Zeraya tracked his gaze, her aggressive energy zeroing in on the target with the focused efficiency of someone who had spent their whole life identifying which person in a room was going to be a problem. "Murn. Loud. Sloppy. Drinks like a man who wants everyone to know he can afford it."
"He runs the loading docks," Will said. "Controls the physical transit of every Glitch canister coming out of the lower Gates."
Zeraya leaned back, reading the room. "High value target. But he is a pig. Look at the way he crowds those girls."
A heavy security door opened near the back hallway. Two hostesses emerged into the purple light, carrying fresh bottles to Murn's table.
Will saw it immediately.
Dark ugly bruising painted their wrists. Fresh purple and yellow contusions spread across their jawlines. They moved with stiff unnatural care, terrified of triggering the massive man at the bar.
Zeraya stared at them. Her expression hardened in the specific way of someone who has seen damaged things and found the sight personally offensive. She pulled a stray invisible piece of lint off her sleeve, her fingers moving with sharp precise tension. Her posture snapped back to perfect predatory alignment.

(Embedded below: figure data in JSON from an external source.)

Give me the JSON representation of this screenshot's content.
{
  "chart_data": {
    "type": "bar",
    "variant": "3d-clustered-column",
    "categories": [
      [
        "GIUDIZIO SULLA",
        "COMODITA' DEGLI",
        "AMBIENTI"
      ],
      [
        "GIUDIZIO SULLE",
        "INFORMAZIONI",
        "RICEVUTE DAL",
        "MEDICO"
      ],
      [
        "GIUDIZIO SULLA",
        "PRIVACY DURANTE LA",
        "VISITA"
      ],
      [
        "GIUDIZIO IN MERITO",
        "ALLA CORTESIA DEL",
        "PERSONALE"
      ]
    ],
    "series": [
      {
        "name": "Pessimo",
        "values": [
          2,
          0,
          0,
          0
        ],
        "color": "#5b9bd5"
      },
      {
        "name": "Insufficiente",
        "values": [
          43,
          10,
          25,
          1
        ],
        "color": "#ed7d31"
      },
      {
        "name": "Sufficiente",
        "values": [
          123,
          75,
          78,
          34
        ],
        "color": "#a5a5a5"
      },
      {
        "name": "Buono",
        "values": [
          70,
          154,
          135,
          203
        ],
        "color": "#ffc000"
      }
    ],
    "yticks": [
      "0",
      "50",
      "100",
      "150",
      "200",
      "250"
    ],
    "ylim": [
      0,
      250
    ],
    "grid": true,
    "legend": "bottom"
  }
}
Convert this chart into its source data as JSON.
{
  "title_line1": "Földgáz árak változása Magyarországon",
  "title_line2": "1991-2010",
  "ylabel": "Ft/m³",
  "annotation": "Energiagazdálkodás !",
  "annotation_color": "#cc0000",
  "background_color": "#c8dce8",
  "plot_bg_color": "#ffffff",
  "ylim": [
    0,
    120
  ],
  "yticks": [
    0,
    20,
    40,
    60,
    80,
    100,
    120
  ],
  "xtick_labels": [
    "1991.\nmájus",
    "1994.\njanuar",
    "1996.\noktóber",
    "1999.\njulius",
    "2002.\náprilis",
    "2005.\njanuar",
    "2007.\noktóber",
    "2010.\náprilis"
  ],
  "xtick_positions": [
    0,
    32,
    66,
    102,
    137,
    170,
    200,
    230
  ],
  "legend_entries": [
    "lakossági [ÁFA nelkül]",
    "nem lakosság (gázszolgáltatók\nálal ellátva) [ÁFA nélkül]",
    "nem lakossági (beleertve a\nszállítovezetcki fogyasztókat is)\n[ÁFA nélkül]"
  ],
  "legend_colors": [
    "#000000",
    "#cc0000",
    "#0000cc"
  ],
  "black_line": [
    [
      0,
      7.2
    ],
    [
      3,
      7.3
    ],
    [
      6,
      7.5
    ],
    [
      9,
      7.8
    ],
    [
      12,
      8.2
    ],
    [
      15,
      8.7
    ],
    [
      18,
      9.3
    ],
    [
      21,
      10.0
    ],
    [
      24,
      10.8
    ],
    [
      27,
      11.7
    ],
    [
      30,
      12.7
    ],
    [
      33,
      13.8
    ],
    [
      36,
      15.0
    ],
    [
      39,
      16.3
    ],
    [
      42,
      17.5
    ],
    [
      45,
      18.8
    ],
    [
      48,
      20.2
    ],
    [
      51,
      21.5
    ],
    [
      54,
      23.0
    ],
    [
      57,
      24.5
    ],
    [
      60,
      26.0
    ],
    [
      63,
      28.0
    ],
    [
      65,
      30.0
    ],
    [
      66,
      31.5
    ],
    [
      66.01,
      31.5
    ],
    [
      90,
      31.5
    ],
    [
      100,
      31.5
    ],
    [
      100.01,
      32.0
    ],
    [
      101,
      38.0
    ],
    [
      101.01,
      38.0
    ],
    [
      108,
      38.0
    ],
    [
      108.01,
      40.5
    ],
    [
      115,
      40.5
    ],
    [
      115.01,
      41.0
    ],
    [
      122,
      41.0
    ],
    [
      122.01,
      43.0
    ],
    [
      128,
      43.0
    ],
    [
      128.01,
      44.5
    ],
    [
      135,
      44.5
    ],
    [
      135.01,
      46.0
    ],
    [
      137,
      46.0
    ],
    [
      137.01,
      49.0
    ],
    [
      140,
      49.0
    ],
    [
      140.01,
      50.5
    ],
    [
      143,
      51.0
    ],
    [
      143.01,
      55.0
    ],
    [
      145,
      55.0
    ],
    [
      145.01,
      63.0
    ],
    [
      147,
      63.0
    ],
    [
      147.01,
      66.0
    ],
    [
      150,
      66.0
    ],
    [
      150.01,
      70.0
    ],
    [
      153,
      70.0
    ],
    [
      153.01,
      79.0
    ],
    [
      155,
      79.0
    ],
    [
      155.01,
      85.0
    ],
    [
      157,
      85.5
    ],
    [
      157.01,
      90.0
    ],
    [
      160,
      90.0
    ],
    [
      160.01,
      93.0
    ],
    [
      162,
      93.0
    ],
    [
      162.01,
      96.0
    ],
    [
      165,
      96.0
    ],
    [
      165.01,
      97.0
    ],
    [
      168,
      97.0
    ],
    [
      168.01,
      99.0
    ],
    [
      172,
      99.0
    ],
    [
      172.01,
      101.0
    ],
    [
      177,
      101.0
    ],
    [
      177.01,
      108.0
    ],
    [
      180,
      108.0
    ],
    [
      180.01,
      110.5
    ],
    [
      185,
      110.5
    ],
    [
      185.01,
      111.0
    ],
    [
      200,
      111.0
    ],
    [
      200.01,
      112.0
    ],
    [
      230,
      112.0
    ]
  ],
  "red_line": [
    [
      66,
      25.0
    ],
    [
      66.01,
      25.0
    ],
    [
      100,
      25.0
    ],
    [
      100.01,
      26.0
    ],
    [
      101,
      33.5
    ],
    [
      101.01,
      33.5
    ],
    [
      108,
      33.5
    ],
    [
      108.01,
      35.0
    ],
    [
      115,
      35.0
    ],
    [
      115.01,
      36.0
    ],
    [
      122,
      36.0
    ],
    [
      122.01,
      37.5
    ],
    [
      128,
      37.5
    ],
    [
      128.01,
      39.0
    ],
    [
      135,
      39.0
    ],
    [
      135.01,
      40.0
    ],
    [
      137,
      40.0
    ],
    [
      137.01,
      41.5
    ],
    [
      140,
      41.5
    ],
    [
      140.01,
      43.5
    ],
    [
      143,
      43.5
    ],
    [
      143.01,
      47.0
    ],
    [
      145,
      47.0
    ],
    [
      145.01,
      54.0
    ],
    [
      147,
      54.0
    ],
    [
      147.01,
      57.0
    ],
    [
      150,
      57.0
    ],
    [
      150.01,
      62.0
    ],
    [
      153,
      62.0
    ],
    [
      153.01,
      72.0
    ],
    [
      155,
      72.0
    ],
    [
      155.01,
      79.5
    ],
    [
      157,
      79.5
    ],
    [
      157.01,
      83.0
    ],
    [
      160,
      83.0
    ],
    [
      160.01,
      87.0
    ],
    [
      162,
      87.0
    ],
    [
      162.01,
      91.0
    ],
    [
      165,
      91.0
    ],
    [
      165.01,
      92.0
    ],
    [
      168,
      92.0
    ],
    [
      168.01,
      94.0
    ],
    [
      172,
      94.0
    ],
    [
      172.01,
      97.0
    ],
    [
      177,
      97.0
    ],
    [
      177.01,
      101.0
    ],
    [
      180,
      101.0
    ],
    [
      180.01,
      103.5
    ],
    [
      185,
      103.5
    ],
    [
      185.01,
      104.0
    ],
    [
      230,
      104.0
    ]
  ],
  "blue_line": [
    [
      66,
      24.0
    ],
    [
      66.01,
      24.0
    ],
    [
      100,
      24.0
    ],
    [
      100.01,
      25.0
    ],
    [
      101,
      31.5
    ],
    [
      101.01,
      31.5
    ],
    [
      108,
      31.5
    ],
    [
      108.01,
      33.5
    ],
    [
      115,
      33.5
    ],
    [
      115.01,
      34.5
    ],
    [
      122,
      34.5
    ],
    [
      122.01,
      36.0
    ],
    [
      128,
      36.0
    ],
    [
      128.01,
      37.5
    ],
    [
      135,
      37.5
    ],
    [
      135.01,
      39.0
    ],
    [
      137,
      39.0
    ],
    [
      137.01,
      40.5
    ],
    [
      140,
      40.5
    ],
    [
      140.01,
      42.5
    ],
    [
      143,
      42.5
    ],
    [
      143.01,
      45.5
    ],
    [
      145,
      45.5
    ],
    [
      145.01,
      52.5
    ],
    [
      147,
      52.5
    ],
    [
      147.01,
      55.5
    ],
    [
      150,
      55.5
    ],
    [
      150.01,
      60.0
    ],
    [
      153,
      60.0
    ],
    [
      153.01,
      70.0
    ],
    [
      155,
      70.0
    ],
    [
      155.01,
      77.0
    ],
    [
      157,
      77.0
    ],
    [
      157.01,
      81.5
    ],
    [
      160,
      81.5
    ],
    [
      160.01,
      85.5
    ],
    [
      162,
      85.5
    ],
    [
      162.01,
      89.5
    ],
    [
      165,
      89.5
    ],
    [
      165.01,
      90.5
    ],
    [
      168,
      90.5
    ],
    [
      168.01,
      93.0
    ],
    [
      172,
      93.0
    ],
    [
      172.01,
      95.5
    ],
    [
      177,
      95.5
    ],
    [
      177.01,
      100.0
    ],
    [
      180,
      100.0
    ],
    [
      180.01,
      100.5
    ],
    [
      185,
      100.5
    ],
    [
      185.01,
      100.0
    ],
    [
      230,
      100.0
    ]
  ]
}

She is about to do something, Khan said, reading her body language through Will's eyes with the quick accuracy of a man who had commanded armies. Right now. She is three seconds from standing up.
Will looked at Zeraya's hands. The lint was gone. Her fingers had gone very still.
He knew exactly what that stillness meant.
"Look at their wrists," Will said quietly, leaning into her space, forcing her focus to stay on the information rather than the impulse. "Look at what he does when nobody stops him. Look at all of it. Don't look away."
Zeraya looked. Her jaw tightened. The stillness in her hands became a different kind of stillness — not the stillness before action, the stillness of someone filing something in a place they don't forget.
"I see it," she said, her voice very low.
"Good," Will said. "Then we do this right."